Meghalaya Farmers' Day: Its significance in times of farmer struggles
By Rajat Asthana
Shillong: Meghalaya today celebrated its second Farmers' Day, after this commemoration was launched exactly 1 year ago by Chief Minister Conrad Sangma, to remember the first Farmers' Parliament held two years ago.
The day is significant as the farmers, during the parliament, presented a charter of demands asking for special funds for introduction of new technologies and the establishment of a farmer commission.
Following this, the NPP-led MDA government brought in the Meghalaya Farmers’ (Empowerment) Commission Act in October, 2019. This provided statutory status to the commission, currently headed by one person.
Significance of the Act
For a state like Meghalaya, the act is significant for the lens it takes for the local farmers for the first time, considering farming is not one of the main revenue providing sectors for the state.
As per the act, the responsibilities of the farmer’s commission include identifying the specific needs of farmers and farming associations, goal setting in the medium and long term, and making suitable policy recommendations to the state government.
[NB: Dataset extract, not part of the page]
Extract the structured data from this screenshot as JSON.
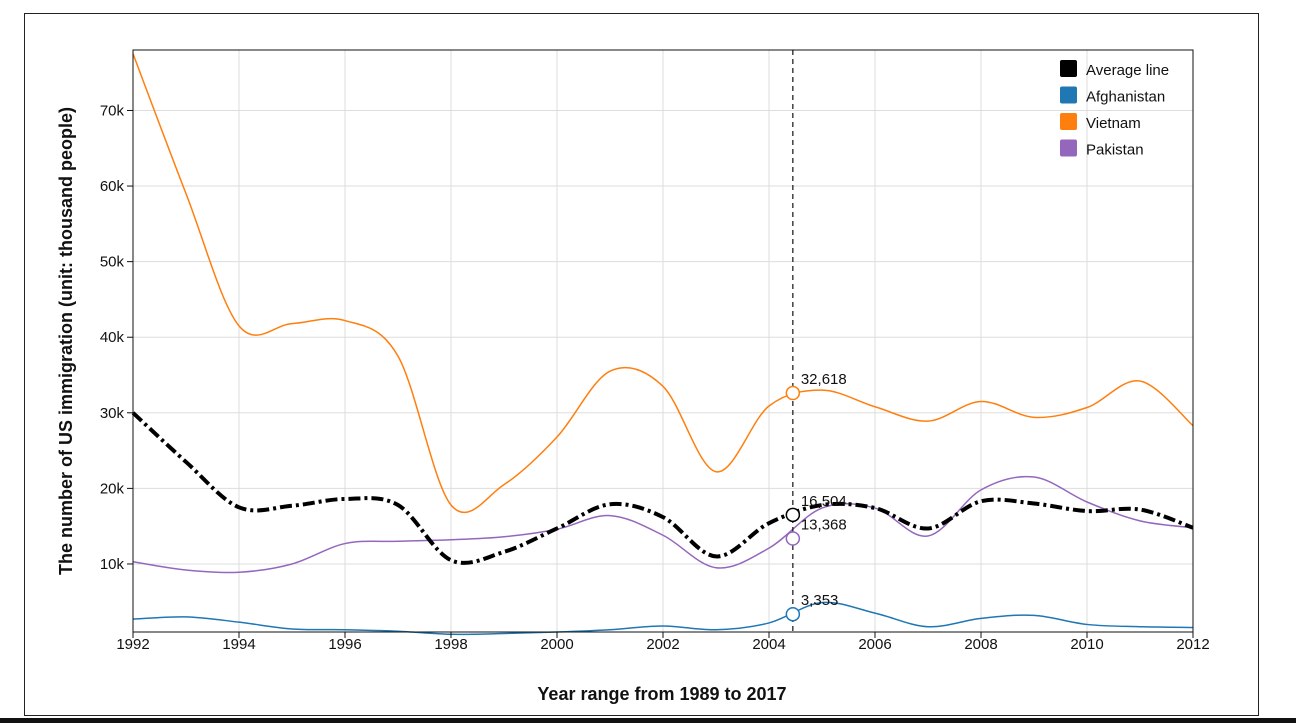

A salient function of this commission is to suggest measures to secure geographical indications (GI tags) and Intellectual Property Rights (IPR) for high value crops which are unique to Meghalaya.
Furthermore, in September 2020, the government launched a Rs. 200 crore Piggery Mission, aimed at reducing the annual import of pork and improve the incomes of over 25,000 households. Other sector specific initiatives aimed at increasing the value addition include the Jackfruit Mission, the Mushroom Mission, the Milk Mission and the Aquaculture Mission. The Jackfruit Mission especially has seen some success, with products like ‘Jackolate’ and Jack ‘Tikki’ being released into the market.
However, the state marks the second year of Farmer’s Day in a mixed mood, with much hardships faced by farmers due to the COVID-19 pandemic. Further, the immediate context for Meghalaya’s predominantly small and marginal farmers is still uncertain, especially with the enactment of the three new agricultural laws in September 2020.
The three new farming laws
The Farmers Agreement on Price Assurance and Farm Service Act, 2020 creates a framework for contract farming through a written farmer-buyer agreement encompassing the time of supply, quality, grade, standards, price and such other matters While protecting sharecropping rights, it also provides for a three-level dispute settlement mechanism.
The Essential Commodities (Amendment) Act, 2020 limits the scope of central government intervention for stockholding limits of certain food items only under extraordinary circumstances (such as war and famine), subject to a defined increase in retail price of the commodities. However, the amendment exempts value chain participants in possession of stocks below their installed capacity.
The Farmers’ Produce Trade and Commerce (Promotion and Facilitation) Act, 2020 allows intra-state and inter-state trade of farmers’ produce beyond the physical premises of APMC markets. Further, state governments are prohibited from levying any transaction fee or cess outside the physical premises of the APMC mandis.
How is Meghalaya impacted?
In a telephonic interview with a subject matter expert from North East Slow Food and Agrobiodiversity Society (NESFAS), the risk of commercialization of indigenous agricultural systems in Meghalaya was highlighted. The expert also shed light on the fact that increasing contractualisation could inevitably lead to a risk of monoculture of cash crops, which can pose a threat not only to food security, but also to the biodiversity and climatic resilience of the overall system.
Moreover, the expert highlighted some challenges brought on by the pandemic, and how any moves aimed at privatization or corporatization of agriculture must be carefully thought out on the planks of sustainability and resilience.
In conclusion, there is a need to look at agriculture as an investment and not as a balance sheet ‘black hole.’ Moreover, the Agricultural Produce Market Committee (APMC), a farmer-friendly system with some shortcomings, has to be strengthened for mandis to support the farmers rather than employing a hands-off and de-regulation approach. Finally, capacity building of farmers has to take place for them to practice organic and sustainable farming, a crucial niche for the state of Meghalaya.
(Edited by Anirban Paul)
The author is a postgraduate student of public policy at NLSIU, Bengaluru.